Rebuilding Place in the Urban Space

"A community’s physical form, rather than its land uses, is its most intrinsic and enduring characteristic." [Katz, EPA] This blog focuses on place and placemaking and all that makes it work--historic preservation, urban design, transportation, asset-based community development, arts & cultural development, commercial district revitalization, tourism & destination development, and quality of life advocacy--along with doses of civic engagement and good governance watchdogging.

Wednesday, January 11, 2012

Using "arms-length" government controlled instrumentalities to support influence peddling

(for the first time, I understand the value of twitter, when you want to communicate but don't have time to write a full entry.) In response to the Mike DeBonis piece, "Paying for an inaugural ball, the Harry Thomas way," in the Post...

From the article:

The trust [Children and Youth Investment Trust Corp.] is a nonprofit, public-private collaboration set up by then-Mayor Anthony A. Williams in 1999 to take government money for out-of-school youth programs, combine it with private and philanthropic funds, and dole it out to worthy community organizations. ...

The Thomas prosecution appears to be the culmination of a three-year tailspin for the trust, a trajectory precipitated by the encroachment of politics on what was intended to be an independent grantmaking process.
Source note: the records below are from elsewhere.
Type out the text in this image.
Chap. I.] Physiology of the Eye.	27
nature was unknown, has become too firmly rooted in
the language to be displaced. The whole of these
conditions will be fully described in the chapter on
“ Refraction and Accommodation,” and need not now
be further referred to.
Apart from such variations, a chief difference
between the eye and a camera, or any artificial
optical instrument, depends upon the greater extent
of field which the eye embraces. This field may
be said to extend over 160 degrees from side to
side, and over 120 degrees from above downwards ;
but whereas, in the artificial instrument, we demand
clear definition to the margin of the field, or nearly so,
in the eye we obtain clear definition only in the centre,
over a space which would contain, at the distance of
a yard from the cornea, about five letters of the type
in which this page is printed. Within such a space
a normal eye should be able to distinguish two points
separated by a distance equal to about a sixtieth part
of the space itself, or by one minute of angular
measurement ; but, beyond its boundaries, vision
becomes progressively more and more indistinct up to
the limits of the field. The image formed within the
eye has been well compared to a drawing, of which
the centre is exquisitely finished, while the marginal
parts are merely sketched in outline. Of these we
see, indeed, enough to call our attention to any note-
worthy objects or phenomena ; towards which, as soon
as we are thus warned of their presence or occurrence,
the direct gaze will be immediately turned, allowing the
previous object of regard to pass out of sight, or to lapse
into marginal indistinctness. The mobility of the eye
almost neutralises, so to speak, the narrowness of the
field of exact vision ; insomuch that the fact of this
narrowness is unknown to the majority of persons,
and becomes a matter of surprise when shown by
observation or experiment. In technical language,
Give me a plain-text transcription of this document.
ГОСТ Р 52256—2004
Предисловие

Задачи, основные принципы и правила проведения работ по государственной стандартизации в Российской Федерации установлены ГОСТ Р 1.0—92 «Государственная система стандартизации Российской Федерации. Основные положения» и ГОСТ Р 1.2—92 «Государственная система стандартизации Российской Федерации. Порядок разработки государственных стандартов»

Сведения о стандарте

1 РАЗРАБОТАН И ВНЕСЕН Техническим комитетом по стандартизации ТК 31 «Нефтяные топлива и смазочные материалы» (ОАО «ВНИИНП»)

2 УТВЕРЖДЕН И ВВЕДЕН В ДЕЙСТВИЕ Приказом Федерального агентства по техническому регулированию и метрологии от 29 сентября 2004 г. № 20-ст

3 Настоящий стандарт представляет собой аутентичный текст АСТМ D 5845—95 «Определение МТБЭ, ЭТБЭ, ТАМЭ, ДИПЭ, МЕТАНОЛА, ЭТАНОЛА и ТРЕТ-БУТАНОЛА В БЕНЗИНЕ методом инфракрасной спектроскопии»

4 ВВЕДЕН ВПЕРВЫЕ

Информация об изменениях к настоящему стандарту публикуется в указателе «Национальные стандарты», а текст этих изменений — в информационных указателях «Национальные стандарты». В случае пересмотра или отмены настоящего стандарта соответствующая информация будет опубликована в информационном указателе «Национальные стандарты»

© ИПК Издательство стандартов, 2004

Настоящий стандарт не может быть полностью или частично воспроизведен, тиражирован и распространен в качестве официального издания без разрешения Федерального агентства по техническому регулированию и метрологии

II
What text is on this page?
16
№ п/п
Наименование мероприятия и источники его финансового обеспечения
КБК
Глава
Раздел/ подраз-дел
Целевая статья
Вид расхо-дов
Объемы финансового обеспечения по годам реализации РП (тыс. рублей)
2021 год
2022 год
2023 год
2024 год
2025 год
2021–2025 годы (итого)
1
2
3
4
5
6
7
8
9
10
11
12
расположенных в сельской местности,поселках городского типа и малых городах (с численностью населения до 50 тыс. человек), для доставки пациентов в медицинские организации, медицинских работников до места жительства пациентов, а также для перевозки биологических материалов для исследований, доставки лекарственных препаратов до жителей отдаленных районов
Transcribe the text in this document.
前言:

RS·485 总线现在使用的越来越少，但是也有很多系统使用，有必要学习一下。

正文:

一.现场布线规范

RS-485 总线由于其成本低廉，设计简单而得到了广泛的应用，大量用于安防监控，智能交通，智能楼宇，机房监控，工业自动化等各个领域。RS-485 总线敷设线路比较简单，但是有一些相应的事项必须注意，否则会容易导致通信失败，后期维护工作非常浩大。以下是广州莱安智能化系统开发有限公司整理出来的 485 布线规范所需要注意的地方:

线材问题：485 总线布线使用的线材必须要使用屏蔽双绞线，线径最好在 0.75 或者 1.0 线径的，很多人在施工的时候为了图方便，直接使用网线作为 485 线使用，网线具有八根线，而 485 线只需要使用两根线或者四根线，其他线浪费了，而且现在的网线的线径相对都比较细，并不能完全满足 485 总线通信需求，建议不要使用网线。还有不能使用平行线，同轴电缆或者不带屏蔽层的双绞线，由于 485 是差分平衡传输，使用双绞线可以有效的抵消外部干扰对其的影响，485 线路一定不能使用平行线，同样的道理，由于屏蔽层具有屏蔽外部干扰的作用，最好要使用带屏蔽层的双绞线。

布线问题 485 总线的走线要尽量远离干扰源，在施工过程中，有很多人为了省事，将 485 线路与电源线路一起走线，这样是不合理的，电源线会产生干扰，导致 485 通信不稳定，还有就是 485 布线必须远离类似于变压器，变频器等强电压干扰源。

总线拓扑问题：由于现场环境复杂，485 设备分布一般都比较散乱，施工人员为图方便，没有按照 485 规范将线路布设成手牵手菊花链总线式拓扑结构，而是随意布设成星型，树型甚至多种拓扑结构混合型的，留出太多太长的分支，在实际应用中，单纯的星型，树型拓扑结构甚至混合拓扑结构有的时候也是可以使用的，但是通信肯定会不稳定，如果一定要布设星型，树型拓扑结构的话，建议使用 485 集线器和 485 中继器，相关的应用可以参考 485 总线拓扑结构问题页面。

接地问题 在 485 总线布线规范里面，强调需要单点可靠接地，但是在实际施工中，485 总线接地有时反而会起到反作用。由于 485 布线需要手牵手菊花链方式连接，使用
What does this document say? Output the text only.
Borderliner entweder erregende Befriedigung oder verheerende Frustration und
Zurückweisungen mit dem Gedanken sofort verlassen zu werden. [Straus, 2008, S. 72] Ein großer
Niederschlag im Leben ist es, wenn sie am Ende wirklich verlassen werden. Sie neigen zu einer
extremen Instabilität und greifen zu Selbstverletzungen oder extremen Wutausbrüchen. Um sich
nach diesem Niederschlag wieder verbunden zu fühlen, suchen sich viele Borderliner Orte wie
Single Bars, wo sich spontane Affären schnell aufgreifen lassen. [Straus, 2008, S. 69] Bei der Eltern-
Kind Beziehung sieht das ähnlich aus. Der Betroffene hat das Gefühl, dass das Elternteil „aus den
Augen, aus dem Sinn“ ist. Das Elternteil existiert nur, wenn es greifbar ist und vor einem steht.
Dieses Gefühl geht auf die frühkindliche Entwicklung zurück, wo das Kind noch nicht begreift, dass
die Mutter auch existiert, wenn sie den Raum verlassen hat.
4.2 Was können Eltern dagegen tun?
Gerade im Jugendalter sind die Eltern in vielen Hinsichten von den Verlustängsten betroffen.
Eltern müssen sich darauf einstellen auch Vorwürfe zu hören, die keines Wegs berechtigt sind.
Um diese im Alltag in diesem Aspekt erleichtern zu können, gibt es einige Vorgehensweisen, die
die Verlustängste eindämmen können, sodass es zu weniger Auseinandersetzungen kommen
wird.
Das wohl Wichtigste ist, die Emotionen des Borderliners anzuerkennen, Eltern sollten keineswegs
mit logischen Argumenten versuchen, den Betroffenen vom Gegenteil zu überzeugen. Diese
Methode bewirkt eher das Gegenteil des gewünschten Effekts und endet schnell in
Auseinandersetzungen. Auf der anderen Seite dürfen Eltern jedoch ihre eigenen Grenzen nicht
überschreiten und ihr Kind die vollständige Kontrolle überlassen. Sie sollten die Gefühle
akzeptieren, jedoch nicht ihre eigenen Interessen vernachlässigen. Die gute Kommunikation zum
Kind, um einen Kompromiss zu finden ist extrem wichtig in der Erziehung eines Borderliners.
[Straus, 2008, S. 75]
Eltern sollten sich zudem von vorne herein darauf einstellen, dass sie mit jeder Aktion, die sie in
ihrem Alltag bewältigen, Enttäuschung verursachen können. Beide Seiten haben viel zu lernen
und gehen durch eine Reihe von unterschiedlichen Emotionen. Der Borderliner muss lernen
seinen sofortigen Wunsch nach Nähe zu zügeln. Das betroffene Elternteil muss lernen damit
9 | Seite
More and more money sent to the trust during the time Thomas was fleecing taxpayers came in the form of “earmarks” — grants directed by council members to favored groups, absent any competitive process. In fiscal 2009, for instance, council members directed funds to 47 groups.

During the same period, the trust was roiled by then-Mayor Adrian M. Fenty’s move to bring its board more solidly under his control. He ousted two longtime board members with deep ties to the philanthropy community — Federal City Council chief executive John W. Hill and youth advocate Diane Bernstein — and replaced them with several of his political aides and the wife of a member of his running team. In the aftermath, outside funding dwindled while political meddling ran amok.

Tommy Wells (D-Ward 6) had oversight of the trust at the time, and he pushed back hard Tuesday against the suggestion that he could have done more to prevent the theft. He said he implored the trust to improve oversight of grant funds and moved to curb his colleagues’ interference in grantmaking.


With all due respect to Councilmember Wells, the creation of "off-the-book" government related entities like the Children's Youth and Investment Trust, that entity created by the DC Housing Authority which Mayor Fenty used for off-the-books construction, and the Foundation created to accept money for the DC Public Schools System is done to be able to have extra-normal ways of directing and receiving funds, in ways that are seemingly more flexible, but truly, more open to fraud.

In the case of the CYIT, it was created to make it easier for Councilmembers to influence grant funding to Ward-based organizations in ways that would benefit councilmembers.

The Housing Authority entity was used by the Executive Branch in a similar fashion, to expedite contracting while bypassing Council review of contracts over $1 million.

Etc.

The issue is to build robust regular operating procedures, so that the regular and expected outcomes are high quality and ethical.

Also see "A nose for rooting out fraud," from the Financial Times. With regard to ex-Councilmember Thomas, the piece sheds some light on familial aspects. From the article:

In the course of her work, she also uncovers all sorts of behaviour, such as bigamy and drug-taking. There are, she says, very few female fraudsters. In fact, Ms Brittain has only come across one. “She was doing it for love,” she says. “She wasn’t the brightest spark.”

Women do, however, play a strong supporting role. “The fraudster will have convinced the wife he is right and she will also [worry about] losing her standard of living.”

Note that all was not hunky dory with regard to corruption in the Thomas Family legacy, as opposed to how it's been portrayed in the media, such as in this Post article from the weekend, "Thomas dynasty may be near an end." Many people I've talked with over the years discussed the petty kind of graft that occurred around CM Thomas Senior.

Thus far, focusing on what to do with the Ward 5 seat ("Ward 5 ponders political life after Thomas," Post) while not addressing more fundamental systemic failures means that more of the same is the likely result.

More on that tomorrow, maybe. In the meantime, surprisingly one of the only articles that adequately captures the reality of problems with "the system" is by Deborah Simmons in the Washington Times, "Times are tough in a city without any kingmakers."

She makes the point that I have made in some community e-list discussions about the Ward 5 election, that the Mayor and Council Chair won't likely get to involved in making the special election part of the normal citywide election access and control system, so that the possibility of a progressive re-set is theoretically possible.